Siłownia, a reszta życia

357 Views Comment Off

Wiele osób, które zaczęły pracę nad swoimi mięśniami osiąga w tym aspekcie spory sukces. Ich mięśnie rosną, sylwetka staje się coraz bardziej kształtna i atrakcyjna, a mięśnie rosną jak na drożdżach. Aż nie chce się wychodzić z siłowni! No właśnie, i w tym aspekcie właśnie pojawia się problem. Mówimy tutaj, co oczywiste, o problemie związanym z uzależnieniem od siłowni, którego doświadczyło wielu kulturystów. Okazuje się, że praca nad własnym ciałem, nad jego kształtem i budową jest po prostu uzależnieniem, nałogiem takim, jak papierosy, czy też jedzenie dla osób otyłych. Z czasem, jeśli nie zachowamy odpowiednich proporcji w naszym życiu, doprowadzić nas to może do sporych problemów psychicznych i zaburzenia naszego życia. Z tego też względu, kulturystyka nie może być celem samym w sobie, bo nie w tym rzecz. Trzeba po prostu skupić swoją uwagę na innych elementach życia – na dziewczynie, rodzinie, czy też na pracy, a siłownię potraktować tylko i wyłącznie jako hobby, miły przerywnik w życiu, niewielką zmianę, która nie ma prowadzić do niczego większego.

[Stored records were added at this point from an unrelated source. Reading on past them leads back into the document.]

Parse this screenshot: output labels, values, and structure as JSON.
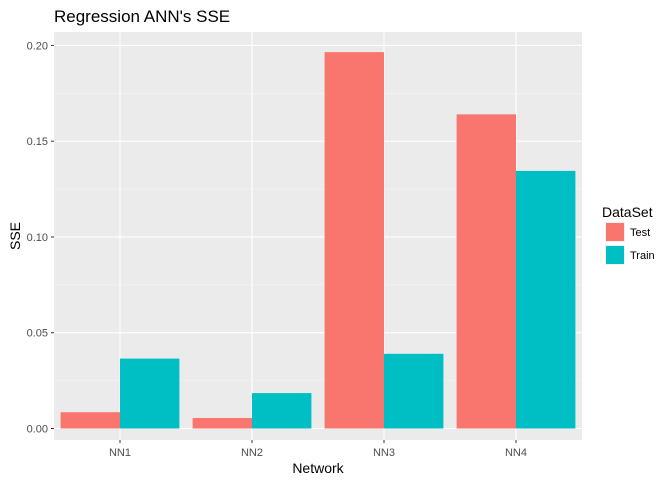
{
  "chart_data": {
    "type": "bar",
    "title": "Regression ANN's SSE",
    "xlabel": "Network",
    "ylabel": "SSE",
    "categories": [
      "NN1",
      "NN2",
      "NN3",
      "NN4"
    ],
    "series": [
      {
        "name": "Test",
        "color": "#F8766D",
        "values": [
          0.0085,
          0.0055,
          0.1965,
          0.164
        ]
      },
      {
        "name": "Train",
        "color": "#00BFC4",
        "values": [
          0.0365,
          0.0185,
          0.039,
          0.1345
        ]
      }
    ],
    "ylim": [
      -0.006,
      0.207
    ],
    "yticks": [
      0,
      0.05,
      0.1,
      0.15,
      0.2
    ],
    "ytick_labels": [
      "0.00",
      "0.05",
      "0.10",
      "0.15",
      "0.20"
    ],
    "grid": true,
    "legend": {
      "title": "DataSet",
      "position": "right"
    }
  }
}
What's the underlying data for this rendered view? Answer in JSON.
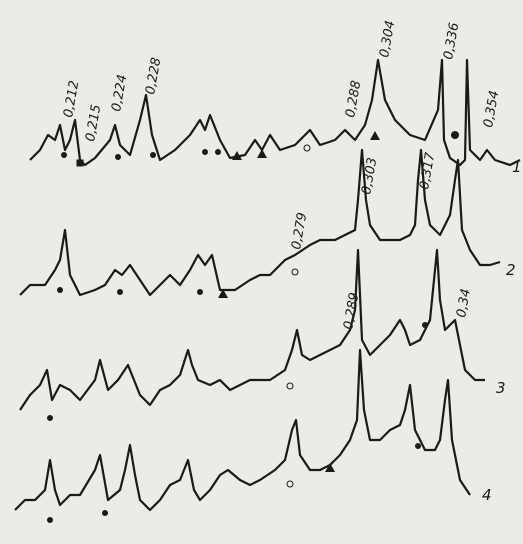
{
  "figure": {
    "peak_labels": [
      "0,212",
      "0,215",
      "0,224",
      "0,228",
      "0,288",
      "0,304",
      "0,336",
      "0,354",
      "0,303",
      "0,317",
      "0,279",
      "0,289",
      "0,34"
    ],
    "trace_labels": [
      "1",
      "2",
      "3",
      "4"
    ]
  }
}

Przecież na nasze ciało nie pracujemy bez powodu, ale dlatego, że zależy nam w naprawdę dużym stopniu na naszym życiu oraz na tym, by z tej pięknej rzeźby wynikało coś więcej. Nie da się więc spędzić całego życia na siłowni, w oczekiwaniu na jakieś inne efekty. Życie samo do nas nie przyjdzie, jeśli nie zaczniemy funkcjonować po swojemu i cieszyć się nim we wszystkich przejawach. Siłownia może być częścią naszego życia, ale budując mięśnie dla celu samego w sobie niczemu się dobremu nie przysłuży. Nie chodzi przecież w tym wszystkim o uzyskanie jakichś monstrualnych mięśni, ale o dobrą, atrakcyjną i atletyczną sylwetkę, która przyciągnie uwagę wszystkich kobiet i sprawi, że poczujemy się bardziej męsko. Warto więc zrozumieć dobrze ten cel działania i ku niemu dążyć, traktując siłownię jedynie jako narzędzie do jego osiągnięcia. W ten sposób uda nam się przełamać bariery i sprawić, że ćwiczenia fizyczne będą dla nas czymś ważnym, ale nie najważniejszym.